基础知识
- 数组查询速度快,增删速度慢,存储区连续,占用内存空间大。
- 链表查询速度慢,增删速度快,存储区散列不连续,占用空间小。
- HashMap集合了这两种数据结构,做了一个均衡处理。
- HashSet底层是有HashMap实现。
- HashSet不允许出现重复元素,新元素会覆盖旧元素。
HashSet:
HashSet实现了 Set接口,不允许出现重复元素,但是向HashSet中存储对象必须重写对象的HashCode和equals方法。HashSet是由HashMap实现的。HashSet允许存储NULL元素,并且NULL永远存储在第一个。
HashMap:
- HashMap实现了Map接口,允许NULL键NULL值。使用hash寻址会发生hash冲突问题,底层使用数组加链表的结构,解决了冲突也均衡了查找和增删的效率
- 一般将数组中的每一个元素称作桶(segment)
HashSet源码(JDK8有删减)
public class HashSet<E>
extends AbstractSet<E>
implements Set<E>, Cloneable, java.io.Serializable
{
static final long serialVersionUID = -5024744406713321676L;
private transient HashMap<E,Object> map;
// Dummy value to associate with an Object in the backing Map
// HashMap的value值,统一使用改对象
private static final Object PRESENT = new Object();
/**
* 构造函数,默认大小16,负载因子0.75
* Constructs a new, empty set; the backing <tt>HashMap</tt> instance has
* default initial capacity (16) and load factor (0.75).
*/
public HashSet() {
map = new HashMap<>();
}
... 省略其他有参构造方法
/**
* iterator方法遍历map的keyset
* Returns an iterator over the elements in this set. The elements
* are returned in no particular order.
*
* @return an Iterator over the elements in this set
* @see ConcurrentModificationException
*/
public Iterator<E> iterator() {
return map.keySet().iterator();
}
/**
* add方法,调用map的put方法,对象为key,PRESENT为value
* Adds the specified element to this set if it is not already present.
* More formally, adds the specified element <tt>e</tt> to this set if
* this set contains no element <tt>e2</tt> such that
* <tt>(e==null ? e2==null : e.equals(e2))</tt>.
* If this set already contains the element, the call leaves the set
* unchanged and returns <tt>false</tt>.
*
* @param e element to be added to this set
* @return <tt>true</tt> if this set did not already contain the specified
* element
*/
public boolean add(E e) {
return map.put(e, PRESENT)==null;
}
/**
* romove方法同理,调用map的remove方法
* Removes the specified element from this set if it is present.

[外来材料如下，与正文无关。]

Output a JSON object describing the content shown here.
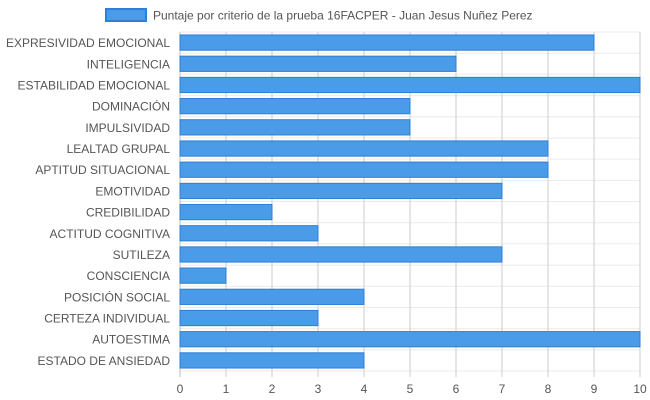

* More formally, removes an element <tt>e</tt> such that
* <tt>(o==null ? e==null : o.equals(e))</tt>,
* if this set contains such an element. Returns <tt>true</tt> if
* this set contained the element (or equivalently, if this set
* changed as a result of the call). (This set will not contain the
* element once the call returns.)
*
* @param o object to be removed from this set, if present
* @return <tt>true</tt> if the set contained the specified element
*/
public boolean remove(Object o) {
return map.remove(o)==PRESENT;
}
....省略代码
}
- 从源码很直观的看出HashSet的底层居然全部使用HashMap实现,由此我们推测LinkedHashSet底层是LinkedHashMap,TreeSet底层是TreeMap,留在后面进行验证。
- 从HashSet的源码中看到add方法的代码,可以知道为什么HashSet中存储的对象必须重写hashCode方法和equals方法才能保证不重复。
- 因为底层的所有方法都是通过HashMap实现,所以这就解释了为什么HashSet允许出现NULL元素。
- 因此对于HashSet的源码研究,就要转移到对HashMap源码的研究上
HashMap源码(JDK8有删减)
public class HashMap<K,V> extends AbstractMap<K,V>
implements Map<K,V>, Cloneable, Serializable {
/**
* code1: 默认的初始容量必须是2的幂次方
* The default initial capacity - MUST be a power of two.
*/
static final int DEFAULT_INITIAL_CAPACITY = 1 << 4; // aka 16
/**
* The maximum capacity, used if a higher value is implicitly specified
* by either of the constructors with arguments.
* MUST be a power of two <= 1<<30.
*
*/
static final int MAXIMUM_CAPACITY = 1 << 30;
/**
* 构造函数中没有指定负载因子,使用这个默认的值
* Th